Part of Prayers – in the House of Commons am 10:50 am ar 15 Mawrth 1991.
I am sure that the hon. Member for Glasgow, Hillhead (Mr. Galloway) is passionately sincere, but the somewhat hysterical character of some of his remarks has not made it easier for me to support, as I fully intend to do, the main tenor of the argument of the hon. Member for Linlithgow (Mr. Dalyell). The fact that the Opposition Back Benches are occupied almost entirely by hon. Members who have taken an uncritical attitude of opposition to almost any use of armed force by Her Majesty's Government does not make my task any easier. There is a conspicuous absence of those who may be called moderates on the Labour Back Benches.

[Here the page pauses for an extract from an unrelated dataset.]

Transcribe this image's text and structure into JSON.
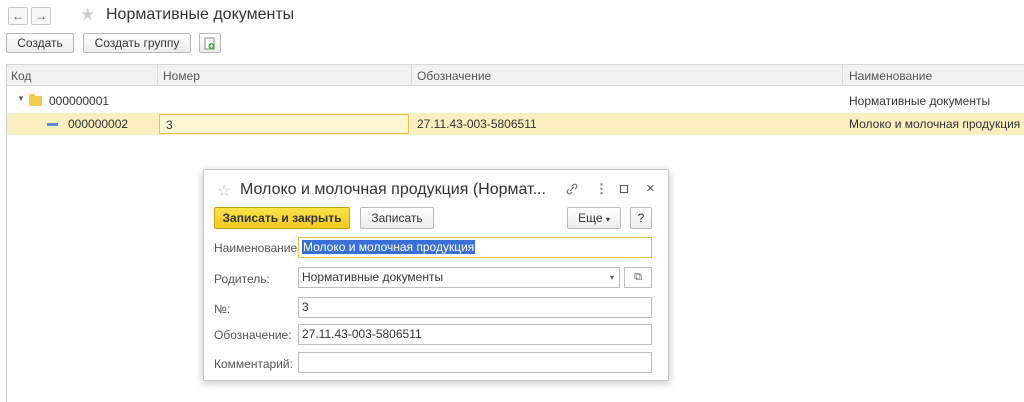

I am glad to have the opportunity to make a small contribution to the debate. The hon. Member for Linlithgow has done the House and the nation a service by focusing attention on this issue and by setting out so vividly and in such detail the scale of the ecological and environmental consequences of the Gulf war. He knows the high personal regard which I have for him. I cannot always follow him in his battles—sometimes they seem to be battles against windmills. I usually part company from him sharply when he pursues, as he rather notably did not do today, the conspiracy theory of history. I am a devout believer in the cock-up theory.
As it happens, I believe that the Government have done well in their action to help clear up—perhaps that is not the right expression for putting a sticking-plaster on a gaping arterial wound—after the war. At any rate they have done well by rushing like Mrs. Partington with her mop vigorously pushing back the Atlantic ocean. The Atlantic ocean, as admirers of Sydney Smith will recall, beat Mrs. Partington. If the hon. Gentleman is in the business of blaming the Government for showing less enthusiasm for clearing up the mess than for getting into the war, I am not with him. The action announced by my right hon. Friend the Secretary of State for the Environment on 28 January was prompt and well judged as a contribution to clearing up the most immediate threat to the environment from the conflict—the spreading oil slicks in the Gulf. The effort, prompt as it was, does not begin to match in scale the effort that we put into the war or the real needs of the truly alarming environmental catastrophe. That, alas, mirrors human attitudes. It is easier to get massive support for a war than for cleaning up its aftermath.
Heaven knows, I did not want to get into the war. Even now I am not finally convinced that it was the lesser of two evils. It is just that I was driven to the conclusion that it was going to happen anyway because Saddam Hussein was determined to have a war so that he could pose as the Arab champion against Israel. If it was going to happen anyway, there was no realistic possibility of making it less awful by delaying it. It was the much criticised last-minute efforts at mediation by France and the Soviet Union which eventually convinced me that war was inevitable.
Just because I have no fault to find with the Government, either in their conduct of the war or in their response to the ecological catastrophe which has, entirely predictably, ensued, it does not mean that any of us can sit back and say, "We have done what needed to be done." Far from it. It is to public opinion in this country and the world outside that we need to address our warnings insistently and stridently.
The damage done by allied air action in Iraq and still more by the Iraqi scorched earth policy in Kuwait is irreparable. The most enormous efforts are called for from the world community even to mitigate the worst effects of that damage. To make matters worse, these efforts are called for at a time when famine once again threatens great swathes of Africa and the many millions of men, women and children who live there. The efforts that must be made to limit the damage in the middle east must be in addition to, not in place of, the efforts that the rich world makes to alleviate famine in Africa.
No hon. Member wants war. I wish I could say the same of the press, but I have found it hard to read The Sunday Times or The Sunday Telegraph, let alone the Sunday Express, The Sun or The Star without sensing a real relish for battle. I cannot avoid the feeling that even among the more responsible people, such as hon. Members who certainly did not want a war, there has been insufficient appreciation of how horrible war is. Because of that insufficient appreciation, I am not sure that in balancing the pros and cons of recourse to armed force, we necessarily came to the right conclusion. Yes, of course war brings out some heroic qualities of courage and self-sacrifice, but so do concentration camps. I hope that we will not start romanticising them.
It is a matter for rejoicing that the casualties on the allied side were so light, but the casualties on the Iraqi side were appalling. As the hon. Member for Linlithgow said, many of us will be haunted for the rest of our lives by the pictures of the carnage on the Basra road. I have no right to condemn the military action which produced that slaughter any more than I had a right to condemn the bombing of Dresden in 1945 or the dropping of the second nuclear bomb on Nagasaki. All three are copybook examples of the senseless butchery which war almost invariably brings in its train. When we weigh up whether in any given situation war is the lesser of two evils, we should recognise that such horrors are inseparable from it.